Below is a full transcript of the episode, which has been edited for clarity.


Welcome to The Heidrick & Struggles Leadership Podcast. Heidrick is the premier global provider of senior-level executive search and leadership consulting services. Diversity and inclusion, leading through tumultuous times, and building thriving teams and organizations are among the core issues we talk with leaders about every day, including in our podcasts. Thank you for joining the conversation. 

Peter Behncke: Hi, I'm Peter Behncke, partner in Heidrick & Struggles Frankfurt office and a member of the firm's global Industrial and Financial Officers practices. In today's podcast, I'm excited to speak to Guido Kerkhoff, CEO of Klöckner SE. After a stint at Deutsche Telekom, Guido stepped into the role of a member of the management board and CFO at ThyssenKrupp AG in 2011. He then served as the company's CEO in 2018 and 2019. In his current role as CEO at Klöckner SE, he is responsible for the coordination of the management board and functionally responsible for many corporate divisions. 

Guido, welcome, and thank you for taking the time to speak with us today. 

Today, I would love to talk to you about AI and to what degree this has implications for your work. So, to start with, how would you describe how the data and technology team at Klöckner worked before AI came to prominence?

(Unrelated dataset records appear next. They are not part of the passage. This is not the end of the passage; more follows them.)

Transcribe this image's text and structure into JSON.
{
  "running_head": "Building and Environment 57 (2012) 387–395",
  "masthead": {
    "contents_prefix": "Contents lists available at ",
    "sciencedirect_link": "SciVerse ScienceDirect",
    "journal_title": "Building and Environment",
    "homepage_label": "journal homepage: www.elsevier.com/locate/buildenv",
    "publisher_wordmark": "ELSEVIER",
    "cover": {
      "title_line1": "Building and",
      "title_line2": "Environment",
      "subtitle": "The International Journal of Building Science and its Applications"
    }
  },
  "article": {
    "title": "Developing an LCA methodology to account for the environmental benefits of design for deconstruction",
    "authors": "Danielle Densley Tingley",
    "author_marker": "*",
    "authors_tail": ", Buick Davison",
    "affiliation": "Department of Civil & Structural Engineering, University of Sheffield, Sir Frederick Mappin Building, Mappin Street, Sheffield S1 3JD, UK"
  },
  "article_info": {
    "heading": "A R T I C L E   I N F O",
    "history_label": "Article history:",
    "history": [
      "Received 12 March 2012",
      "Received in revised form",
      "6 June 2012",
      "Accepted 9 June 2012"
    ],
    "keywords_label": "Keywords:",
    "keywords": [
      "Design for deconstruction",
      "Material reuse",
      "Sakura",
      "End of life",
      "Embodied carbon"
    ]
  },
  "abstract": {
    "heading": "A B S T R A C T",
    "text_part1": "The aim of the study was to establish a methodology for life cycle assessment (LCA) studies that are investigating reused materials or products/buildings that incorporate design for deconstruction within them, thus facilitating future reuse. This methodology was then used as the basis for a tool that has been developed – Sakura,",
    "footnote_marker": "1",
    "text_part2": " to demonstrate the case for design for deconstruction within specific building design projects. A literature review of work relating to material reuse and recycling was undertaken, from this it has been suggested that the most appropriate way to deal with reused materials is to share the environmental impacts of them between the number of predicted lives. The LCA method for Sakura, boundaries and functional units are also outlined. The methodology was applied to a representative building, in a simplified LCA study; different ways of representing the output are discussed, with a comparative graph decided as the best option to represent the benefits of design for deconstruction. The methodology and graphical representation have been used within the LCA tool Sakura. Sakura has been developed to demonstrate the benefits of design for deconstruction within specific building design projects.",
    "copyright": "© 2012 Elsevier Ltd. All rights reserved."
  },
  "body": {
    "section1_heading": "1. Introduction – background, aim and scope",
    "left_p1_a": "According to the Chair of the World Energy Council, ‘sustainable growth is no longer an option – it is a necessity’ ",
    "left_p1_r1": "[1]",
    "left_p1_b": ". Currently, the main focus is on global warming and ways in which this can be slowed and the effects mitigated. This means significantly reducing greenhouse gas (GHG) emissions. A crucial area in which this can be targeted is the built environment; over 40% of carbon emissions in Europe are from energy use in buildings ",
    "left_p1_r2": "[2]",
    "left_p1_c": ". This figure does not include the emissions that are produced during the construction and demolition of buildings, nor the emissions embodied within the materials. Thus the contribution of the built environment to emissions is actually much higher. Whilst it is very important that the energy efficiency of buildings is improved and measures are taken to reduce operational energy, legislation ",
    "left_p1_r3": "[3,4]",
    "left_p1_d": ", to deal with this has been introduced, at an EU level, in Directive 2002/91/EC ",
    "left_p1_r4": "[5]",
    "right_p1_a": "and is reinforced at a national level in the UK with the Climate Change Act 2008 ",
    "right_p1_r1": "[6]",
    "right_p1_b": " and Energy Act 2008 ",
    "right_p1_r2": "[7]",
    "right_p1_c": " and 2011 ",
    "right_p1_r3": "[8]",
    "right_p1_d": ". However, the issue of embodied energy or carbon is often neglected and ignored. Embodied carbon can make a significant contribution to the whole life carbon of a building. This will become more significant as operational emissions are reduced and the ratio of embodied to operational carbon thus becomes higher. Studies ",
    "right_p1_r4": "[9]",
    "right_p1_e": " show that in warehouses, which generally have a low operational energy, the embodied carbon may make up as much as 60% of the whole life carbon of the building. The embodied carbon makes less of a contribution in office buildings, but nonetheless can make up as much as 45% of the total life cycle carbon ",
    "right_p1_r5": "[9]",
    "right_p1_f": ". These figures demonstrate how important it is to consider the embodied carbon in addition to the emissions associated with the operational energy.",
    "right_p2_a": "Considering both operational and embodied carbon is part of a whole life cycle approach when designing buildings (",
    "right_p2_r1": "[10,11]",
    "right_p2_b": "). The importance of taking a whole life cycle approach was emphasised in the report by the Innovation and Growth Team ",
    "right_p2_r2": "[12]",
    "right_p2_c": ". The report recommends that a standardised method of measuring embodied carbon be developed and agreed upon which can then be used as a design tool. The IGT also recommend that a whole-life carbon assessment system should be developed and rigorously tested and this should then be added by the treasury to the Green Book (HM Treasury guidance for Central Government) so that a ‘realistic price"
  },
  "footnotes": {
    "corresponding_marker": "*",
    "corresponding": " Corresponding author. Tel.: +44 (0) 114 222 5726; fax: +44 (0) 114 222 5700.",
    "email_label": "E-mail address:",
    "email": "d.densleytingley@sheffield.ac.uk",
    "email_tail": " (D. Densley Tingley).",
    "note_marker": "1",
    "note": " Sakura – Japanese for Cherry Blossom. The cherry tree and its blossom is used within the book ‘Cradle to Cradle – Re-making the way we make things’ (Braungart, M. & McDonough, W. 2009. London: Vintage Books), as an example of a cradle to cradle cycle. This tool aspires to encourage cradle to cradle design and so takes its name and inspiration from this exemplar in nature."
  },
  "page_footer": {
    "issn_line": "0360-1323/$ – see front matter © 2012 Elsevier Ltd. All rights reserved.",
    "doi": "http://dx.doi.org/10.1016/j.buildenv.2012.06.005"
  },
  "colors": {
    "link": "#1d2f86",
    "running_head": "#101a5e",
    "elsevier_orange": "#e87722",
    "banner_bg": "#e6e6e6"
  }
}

Guido Kerkhoff: Well, first of all, thank you for having me here on this podcast. I'm really excited about the questions and to talk about our digitalization and AI experience. At Klöckner, we were in a very traditional industry—it's trading and it's metals-based. What is the key component of that industry? What makes it different to others? We have a large scale of products, so more than 200,000 different products and more than 100,000 different customers. So that's why data, how to collect it, how to get the right [products] out, and how to understand your whole value chain and the logistics around it have always been important. So, in the past, before AI and digitalization, we had already started to have big data pools so that we knew what we had, what was available, and what we can buy and what we can sell, because that's our role as a trader in this industry. So, data and technology have always been very important, but AI and digitalization have led us to a completely different level. 

Peter Behncke: Did you have a culture that supported innovation and learning? For example, where are specific people focused on exploring new technologies? Which other teams at the company did you work most with? 

Guido Kerkhoff: To really drive forward digitalization and go further with AI, you need people, first of all, that really do understand what capabilities you might have. Because people from the normal business, they do their regular jobs and very often lack the imagination of what is doable. So that's why we started very early to create special teams, especially in Berlin at our Klöckner facilities, where we have this special knowledge that can help us to understand what opportunities are out there, that really do understand how to build [on those ideas], and what to make. And we were early; it was around 2015 when we started. And what you need then within the organization is openness to innovation and learning so that you can distribute [knowledge to] and educate people. What we did very early from there on was to create a digital academy, where people indeed can get the learnings and the tools that they need online, and so train themselves to further explore it and not just have it offline where people have to meet. They can educate themselves. So we rolled out our digital academy very early and that was very helpful through the Covid times as well. 

Peter Behncke: Is Klöckner using AI in many different areas of operation? In what areas is AI used the most? 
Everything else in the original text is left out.